Friday, June 24, 2011
Saturday, April 30, 2011
This blog was originally posted on Challah Back, the Jewish Federation of North America NextGen blog.
Yizkor. It’s the part of the Yom Kippur service where all the young people hang out in the hallway. While growing up, most young Jews were told one of two things about why they were in the hallway: a) this part of the service is very solemn, so the young people are asked to leave so they don’t disrupt and/or b) it’s bad luck to be in Yizkor until you have to be. It’s an ayin hara (and evil eye) on your loved ones.
It wasn’t until my mid-teens that I even learned that Yizkor happens four times a year. Yom Kippur was the instance I knew about, but there is actually a custom ofYizkor also being recited on the three pilgirimage festivals: Sukkot, Pesach, Shavuot(the Sukkot one corresponds to the chagim of Shemini Atzeret/Simhat Torah, depending on your observance).
I am no longer in the hallway for Yizkor. My father passed away on October 16, 2009. Last year, Pesach Yizkor was my first experience. It was so overwhelmingly painful. When you lose a loved one, people say, “It gets easier.” This week was my fifth Yizkor service, and the truth is, it hasn’t gotten any easier. The tears still flowed freely, and my heart ached with the sheer reality that I had a reason to be there.
When I looked around, I realized I was one of the youngest, if not the youngest, in the room (other than the rabbi himself). At 37 years old, I kept saying to myself, “I am too young to be here. It’s not fair. I still want to be in the hallway.” The heart-wrenching images of my father’s final week, and of the funeral itself, all bombarded me.
As my gaze fell on the members of the congregation, I tried to conjure images and stories of how long each person had been attending Yizkor, and tried to consider the person they were standing in memory of. As the tears rolled down my face, I could only wonder, will this get easier?

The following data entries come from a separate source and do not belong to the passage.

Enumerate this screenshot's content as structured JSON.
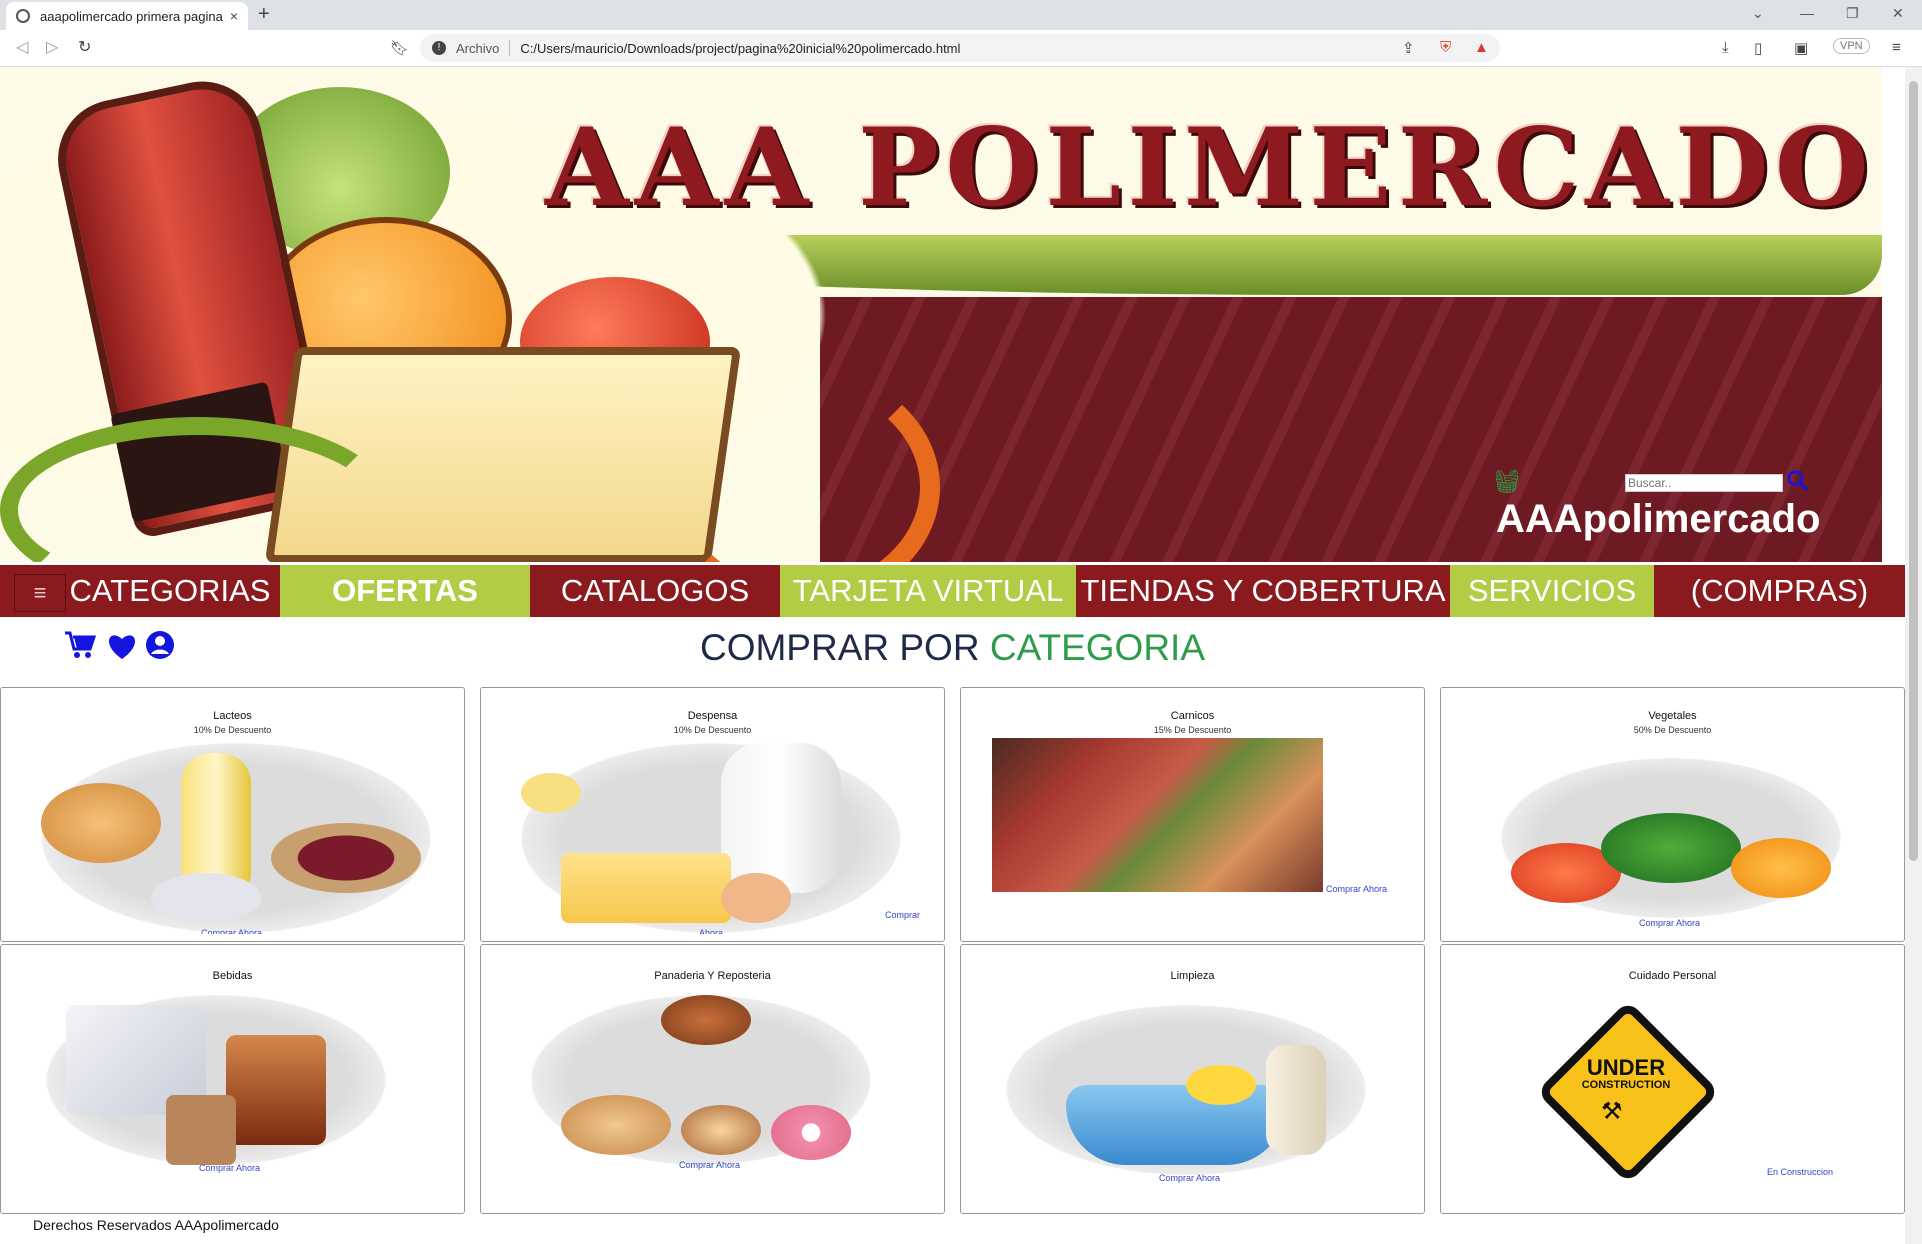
{
  "browser": {
    "tab_title": "aaapolimercado primera pagina",
    "close_glyph": "×",
    "new_tab_glyph": "+",
    "address_scheme": "Archivo",
    "address_url": "C:/Users/mauricio/Downloads/project/pagina%20inicial%20polimercado.html",
    "vpn_label": "VPN"
  },
  "banner": {
    "title": "AAA POLIMERCADO",
    "brand": "AAApolimercado",
    "search_placeholder": "Buscar.."
  },
  "nav": {
    "menu_glyph": "≡",
    "items": [
      {
        "label": "CATEGORIAS",
        "style": "red"
      },
      {
        "label": "OFERTAS",
        "style": "green"
      },
      {
        "label": "CATALOGOS",
        "style": "red"
      },
      {
        "label": "TARJETA VIRTUAL",
        "style": "green"
      },
      {
        "label": "TIENDAS Y COBERTURA",
        "style": "red"
      },
      {
        "label": "SERVICIOS",
        "style": "green"
      },
      {
        "label": "(COMPRAS)",
        "style": "red"
      }
    ]
  },
  "section": {
    "title_part1": "COMPRAR POR",
    "title_part2": "CATEGORIA"
  },
  "cards": [
    {
      "name": "Lacteos",
      "discount": "10% De Descuento",
      "link": "Comprar Ahora"
    },
    {
      "name": "Despensa",
      "discount": "10% De Descuento",
      "link": "Comprar",
      "link2": "Ahora"
    },
    {
      "name": "Carnicos",
      "discount": "15% De Descuento",
      "link": "Comprar Ahora"
    },
    {
      "name": "Vegetales",
      "discount": "50% De Descuento",
      "link": "Comprar Ahora"
    },
    {
      "name": "Bebidas",
      "discount": "",
      "link": "Comprar Ahora"
    },
    {
      "name": "Panaderia Y Reposteria",
      "discount": "",
      "link": "Comprar Ahora"
    },
    {
      "name": "Limpieza",
      "discount": "",
      "link": "Comprar Ahora"
    },
    {
      "name": "Cuidado Personal",
      "discount": "",
      "link": "En Construccion",
      "sign_line1": "UNDER",
      "sign_line2": "CONSTRUCTION"
    }
  ],
  "footer": {
    "text": "Derechos Reservados AAApolimercado"
  },
  "colors": {
    "nav_red": "#8b1a1f",
    "nav_green": "#b3cc45",
    "title_navy": "#1f2a48",
    "title_green": "#2e9c4a",
    "link_blue": "#3845c8",
    "icon_blue": "#1515e0"
  }
}
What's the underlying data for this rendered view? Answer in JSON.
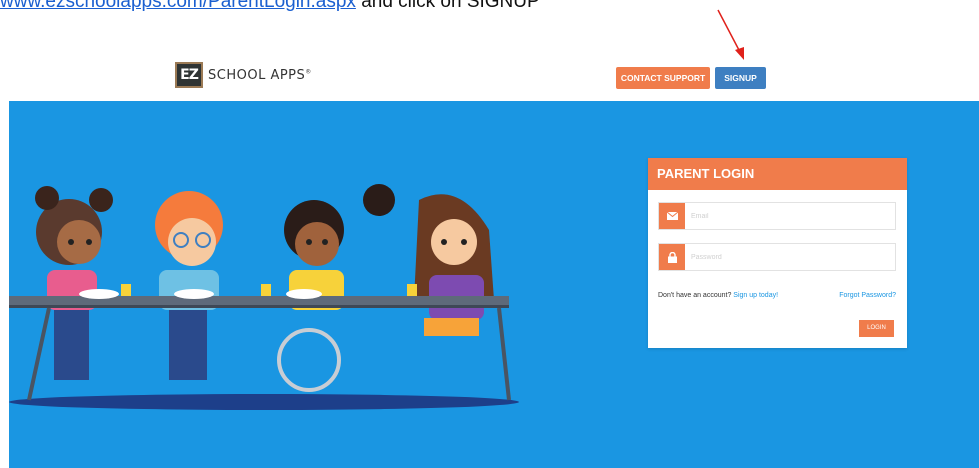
{
  "instruction": {
    "link_text": "www.ezschoolapps.com/ParentLogin.aspx",
    "text": " and click on SIGNUP"
  },
  "header": {
    "logo_mark": "EZ",
    "logo_text": "SCHOOL APPS",
    "logo_tm": "®",
    "contact_support_label": "CONTACT SUPPORT",
    "signup_label": "SIGNUP"
  },
  "login": {
    "title": "PARENT LOGIN",
    "email_placeholder": "Email",
    "password_placeholder": "Password",
    "account_prompt": "Don't have an account? ",
    "signup_link": "Sign up today!",
    "forgot_password": "Forgot Password?",
    "login_button": "LOGIN"
  },
  "colors": {
    "hero_blue": "#1a96e2",
    "accent_orange": "#f07c4b",
    "signup_blue": "#3e7fc1",
    "annotation_red": "#e0211b"
  },
  "icons": [
    "envelope-icon",
    "lock-icon",
    "annotation-arrow-icon"
  ]
}
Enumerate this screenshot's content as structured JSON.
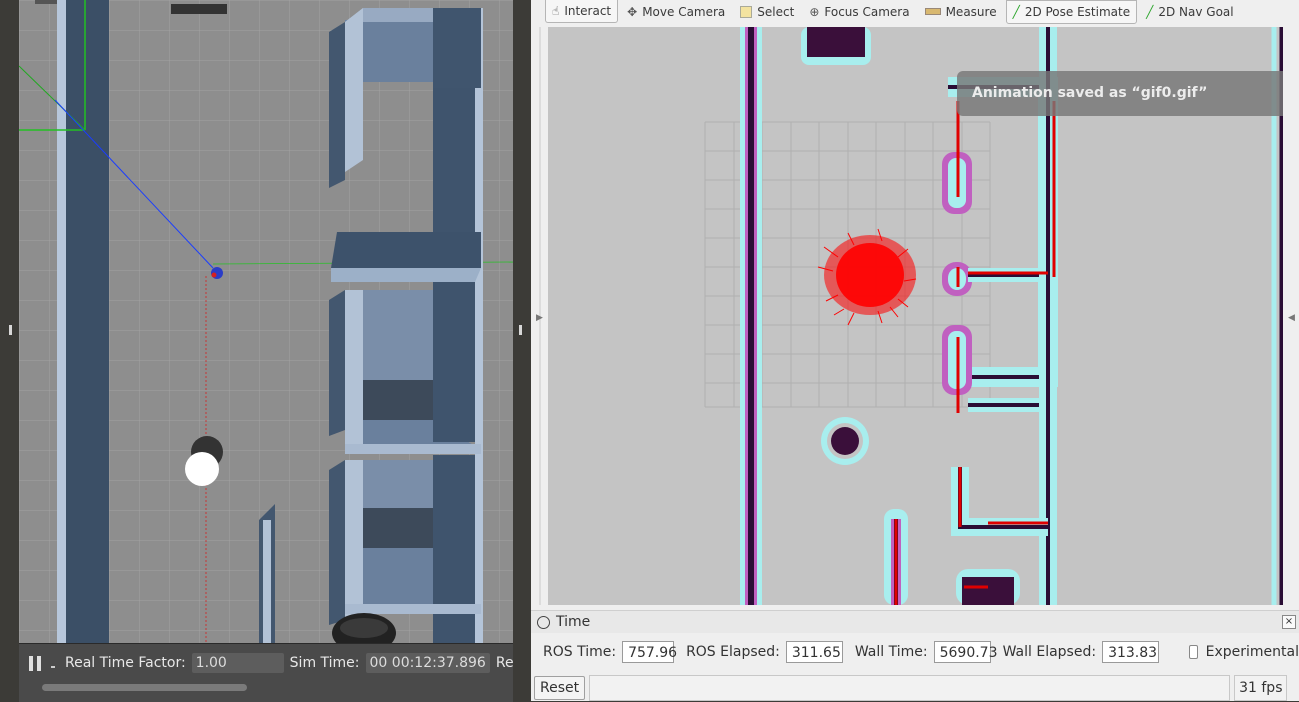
{
  "gazebo": {
    "rtf_label": "Real Time Factor:",
    "rtf_value": "1.00",
    "sim_time_label": "Sim Time:",
    "sim_time_value": "00 00:12:37.896",
    "real_time_label": "Real"
  },
  "rviz": {
    "toolbar": [
      {
        "label": "Interact",
        "icon": "hand-icon"
      },
      {
        "label": "Move Camera",
        "icon": "move-camera-icon"
      },
      {
        "label": "Select",
        "icon": "select-icon"
      },
      {
        "label": "Focus Camera",
        "icon": "focus-camera-icon"
      },
      {
        "label": "Measure",
        "icon": "ruler-icon"
      },
      {
        "label": "2D Pose Estimate",
        "icon": "pose-arrow-icon"
      },
      {
        "label": "2D Nav Goal",
        "icon": "nav-goal-arrow-icon"
      }
    ],
    "toast": "Animation saved as “gif0.gif”",
    "time_panel": {
      "title": "Time",
      "ros_time_label": "ROS Time:",
      "ros_time": "757.96",
      "ros_elapsed_label": "ROS Elapsed:",
      "ros_elapsed": "311.65",
      "wall_time_label": "Wall Time:",
      "wall_time": "5690.73",
      "wall_elapsed_label": "Wall Elapsed:",
      "wall_elapsed": "313.83",
      "experimental_label": "Experimental"
    },
    "reset_label": "Reset",
    "fps": "31 fps"
  },
  "colors": {
    "costmap_cyan": "#a8eeee",
    "inflation_magenta": "#c060c0",
    "obstacle_dark": "#3a0f3a",
    "particle_red": "#ff0000",
    "laser_red": "#e00000",
    "gazebo_floor": "#8e8e8e",
    "gazebo_wall": "#3d5069"
  }
}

When I am standing here five years from now, will the painful memories of my loss still be as clear in my mind’s eye? When I am standing here 10 years from now, will the tears still roll freely? When I am standing here 20 years from now, will I still feel the hole in my heart and the “unfairness” of it all? When I am standing here 30 years from now, will I remember the sound of his voice? Will I remember?
And yet there was one question above them all that nagged at me the most. It was the question the rabbi asked in the moments preceding the Yizkor service. He led a conversation asking parents in the room, “At what moment have you felt the most honored by your children?” All I wanted to do was pick up the phone, call my dad, and ask him how he would answer that. And the fact that I couldn’t triggered another set of dripping tears and feelings that “It’s not fair.”